ShopRulesGenerator is a microservice component, that produces shop specific rules. The Parser uses the rules to extract product details from HTML. The microservice is written in Java and uses the Spring framework.
To run the microservice it is required to set up the following:
-
MongoDB
The MongoDB is used to store generated shop rules (in the collection named 'shopRules'). -
Idealo bridge
The ShopRulesGenerator uses idealo offers to analyse the structure of shop product pages. The idealo bridge provides these to the ShopRulesGenerator. Furthermore the resolving from shopID to shop root url is used to remove the root url from image links. -
URL-Cleaner microservice
Since the urls of the idealo offers can contain click trackers, it is required to clean them before visiting.
The name of the database which will be used is 'data'.
- SHOPRULESGENERATOR_PORT: The port that should be used by the ShopRulesGenerator.
- MONGO_IP: The IP of the MongoDB instance.
- MONGO_PORT: The port of the MongoDB instance.
- MONGO_BRIDGE_USER: The username to access the MongoDB.
- MONGO_BRIDGE_PW: The password to access the MongoDB.
- CLIENT_ID: The OAuth2 client ID for accessing the Idealo bridge.
- CLIENT_SECRET: The OAuth2 client secret ID for accessing the Idealo bridge.
- ACCESS_TOKEN_URI: The uri which will be used to get an authorization token for the Idealo bridge.
- API_URL: The root url of the Idealo API.
- URLCLEANER_IP: The root url of the URLCleaner (including port if required).
- maxOffers: Amount of sample offers that will be used for analysing the structure of shop product pages.
- fetchDelay: Time between fetching of HTML pages corresponding to sample offers.
- userAgent: User agent used during fetching of HTML pages.
- scoreThreshold: All selectors with a normalized score below threshold will be dropped and not stored in database.
- corePoolSize: Amount of CPU Cores which should be used during generation.
- maxPoolSize: Max amount of running threads at the same time.
- queueCapacity: Max amount of waiting tasks to ShopRulesGenerator.
- The ShopRulesGenerator (SRG) receives a request, to get the rules for a specific shop identified by the internal Idealo ID)
- If the rules are already existing in the DB, the SRG returns them. If they do not exists, it will trigger the generations process. It is safe to call the SRG multiple times within in the same time with the same shop.

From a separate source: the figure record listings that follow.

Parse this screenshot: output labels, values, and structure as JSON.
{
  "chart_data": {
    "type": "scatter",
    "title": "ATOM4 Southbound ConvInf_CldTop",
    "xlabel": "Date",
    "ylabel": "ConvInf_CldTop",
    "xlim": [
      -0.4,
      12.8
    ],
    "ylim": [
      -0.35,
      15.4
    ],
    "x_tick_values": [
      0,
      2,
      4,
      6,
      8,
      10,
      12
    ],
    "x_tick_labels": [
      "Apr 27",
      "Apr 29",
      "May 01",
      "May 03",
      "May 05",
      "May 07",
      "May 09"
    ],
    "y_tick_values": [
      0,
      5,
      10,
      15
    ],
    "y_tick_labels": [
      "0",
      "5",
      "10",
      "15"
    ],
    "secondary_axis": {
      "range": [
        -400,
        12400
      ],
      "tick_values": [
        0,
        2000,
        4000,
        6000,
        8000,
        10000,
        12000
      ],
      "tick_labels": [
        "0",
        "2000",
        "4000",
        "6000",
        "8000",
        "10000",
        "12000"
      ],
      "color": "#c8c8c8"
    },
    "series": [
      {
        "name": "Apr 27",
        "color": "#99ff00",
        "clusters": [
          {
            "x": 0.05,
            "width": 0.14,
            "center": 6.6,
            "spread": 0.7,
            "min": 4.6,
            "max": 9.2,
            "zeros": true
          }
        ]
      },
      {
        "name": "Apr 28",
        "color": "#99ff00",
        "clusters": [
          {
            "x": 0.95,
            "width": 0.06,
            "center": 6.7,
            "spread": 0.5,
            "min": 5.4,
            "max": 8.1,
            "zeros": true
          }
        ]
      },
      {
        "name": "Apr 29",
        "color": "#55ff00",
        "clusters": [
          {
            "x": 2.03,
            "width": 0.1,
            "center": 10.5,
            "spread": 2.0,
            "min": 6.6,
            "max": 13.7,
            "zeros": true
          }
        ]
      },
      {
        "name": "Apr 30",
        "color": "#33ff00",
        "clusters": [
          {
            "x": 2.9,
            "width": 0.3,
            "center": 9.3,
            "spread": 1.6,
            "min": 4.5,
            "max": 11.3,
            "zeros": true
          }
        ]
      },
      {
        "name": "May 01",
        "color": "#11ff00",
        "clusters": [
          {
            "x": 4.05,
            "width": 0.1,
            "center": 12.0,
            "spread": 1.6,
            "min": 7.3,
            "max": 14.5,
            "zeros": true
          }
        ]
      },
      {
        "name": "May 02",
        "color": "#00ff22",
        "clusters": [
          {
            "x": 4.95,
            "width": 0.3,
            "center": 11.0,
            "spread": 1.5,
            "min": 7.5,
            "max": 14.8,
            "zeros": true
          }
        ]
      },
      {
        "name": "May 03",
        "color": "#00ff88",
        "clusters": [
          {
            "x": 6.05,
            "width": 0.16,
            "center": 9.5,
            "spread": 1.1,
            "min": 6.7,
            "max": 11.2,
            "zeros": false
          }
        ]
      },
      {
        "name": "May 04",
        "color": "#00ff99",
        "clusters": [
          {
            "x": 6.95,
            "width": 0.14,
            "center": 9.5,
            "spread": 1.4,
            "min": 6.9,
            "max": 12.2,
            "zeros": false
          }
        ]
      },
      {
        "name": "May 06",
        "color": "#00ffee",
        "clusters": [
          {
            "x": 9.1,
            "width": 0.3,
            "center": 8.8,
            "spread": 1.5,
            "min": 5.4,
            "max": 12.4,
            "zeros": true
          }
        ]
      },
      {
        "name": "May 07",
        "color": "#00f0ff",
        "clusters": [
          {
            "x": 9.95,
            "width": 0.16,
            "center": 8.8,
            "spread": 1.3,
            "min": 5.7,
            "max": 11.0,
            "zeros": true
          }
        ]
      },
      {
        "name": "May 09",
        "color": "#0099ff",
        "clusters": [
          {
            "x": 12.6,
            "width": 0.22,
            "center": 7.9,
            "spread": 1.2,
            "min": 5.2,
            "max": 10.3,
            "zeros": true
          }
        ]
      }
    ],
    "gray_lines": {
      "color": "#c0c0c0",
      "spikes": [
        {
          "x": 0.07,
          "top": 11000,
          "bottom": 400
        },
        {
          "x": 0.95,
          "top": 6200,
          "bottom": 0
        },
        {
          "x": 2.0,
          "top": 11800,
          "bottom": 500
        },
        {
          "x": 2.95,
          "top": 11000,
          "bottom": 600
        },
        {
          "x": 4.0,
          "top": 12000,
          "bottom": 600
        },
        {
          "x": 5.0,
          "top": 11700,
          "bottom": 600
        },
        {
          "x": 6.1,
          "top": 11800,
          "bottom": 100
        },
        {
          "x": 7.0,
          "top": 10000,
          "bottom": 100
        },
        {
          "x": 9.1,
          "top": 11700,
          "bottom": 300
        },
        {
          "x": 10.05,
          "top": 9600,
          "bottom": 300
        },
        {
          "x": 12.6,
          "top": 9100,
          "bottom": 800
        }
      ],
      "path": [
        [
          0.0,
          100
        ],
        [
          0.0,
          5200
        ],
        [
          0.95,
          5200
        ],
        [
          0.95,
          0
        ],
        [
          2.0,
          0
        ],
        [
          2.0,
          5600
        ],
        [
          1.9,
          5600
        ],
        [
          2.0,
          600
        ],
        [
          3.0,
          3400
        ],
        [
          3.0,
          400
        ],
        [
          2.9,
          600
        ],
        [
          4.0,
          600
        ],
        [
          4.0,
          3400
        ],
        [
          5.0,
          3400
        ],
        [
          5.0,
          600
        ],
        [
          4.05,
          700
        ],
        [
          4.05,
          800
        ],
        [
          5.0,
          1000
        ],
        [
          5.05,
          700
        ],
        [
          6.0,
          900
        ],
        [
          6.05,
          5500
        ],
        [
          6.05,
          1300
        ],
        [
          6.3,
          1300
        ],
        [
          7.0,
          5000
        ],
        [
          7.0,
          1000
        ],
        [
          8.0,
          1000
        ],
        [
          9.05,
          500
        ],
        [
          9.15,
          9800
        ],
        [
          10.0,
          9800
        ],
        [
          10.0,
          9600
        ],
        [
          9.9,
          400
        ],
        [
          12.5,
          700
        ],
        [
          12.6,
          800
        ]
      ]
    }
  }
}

The generation process will get only triggered once.
- During the generation process the shop rules generator will load maxOffers sample offers from the Idealo bridge. ...For each offer the SRG will: 3.1. Fetch the html page using the cleaned url of the sample offer 3.2. Do some pre-processing with the image urls and price 3.3 Build the selectors using the offer attributes and the loaded HTML page.
- A score gets calculated for every generated selector by comparing how often the selector findings have matched the value from the idealo offer.
- The rules get stored.
There are three types of selectors.
- TextNode: This describes nodes where the wanted content is contained within a tag.
html <span key='value'>wanted value</span>
- AttributeNode: This describes nodes, where the wanted content is contained within the tag description.
html <span key='wanted value'>not interesting</span>
- DateNode: These ones are script tags, where the content is contained within JSON.
html <script>function c() { let products: { 'ean': 'wanted value'}}</script>
The DataNode consists of a cssSelector, a block path and a jsonPath.
A block is specified as a text which is surrounded by { and }.
The css selector helps finding the correct script tag.
The block path helps do navigate through javascript, to find the correct block.
The json path is used after parsing the found block as json to get the wanted value.
To get a better understanding, play a bit with JSoup and JsonPath JSoup is used for parsing CSS-Selectors and JsonPath is used to navigate through JsonObjects.
- Let the shop rules expire after a specific TTL.
- Investigate how to let JSoup handle quotes within attribute names.
- Make an improvement, where the price we want to look up (like $12.00) gets converted to ($12.0) since a few shops use this format in their script tags.
- Implement a better strategy for loading sample offers and think about making the selectors depend on category.
- Apply DataNodeSelector - generation not only to script tags, instead take a look on "onclick" methods in - tags too.
- Improve fetching of html files. JSoup complains about missing certificates for some sites. Furthermore some sites return 403 if custom user agent is used. If these issues gets resolved, there should be much less empty shop rules.
- Check if rules are up to date automatically, by fetching a sample offer and its html file and applying the existing rules. Compare the results to know, if the structure of the shop has changed.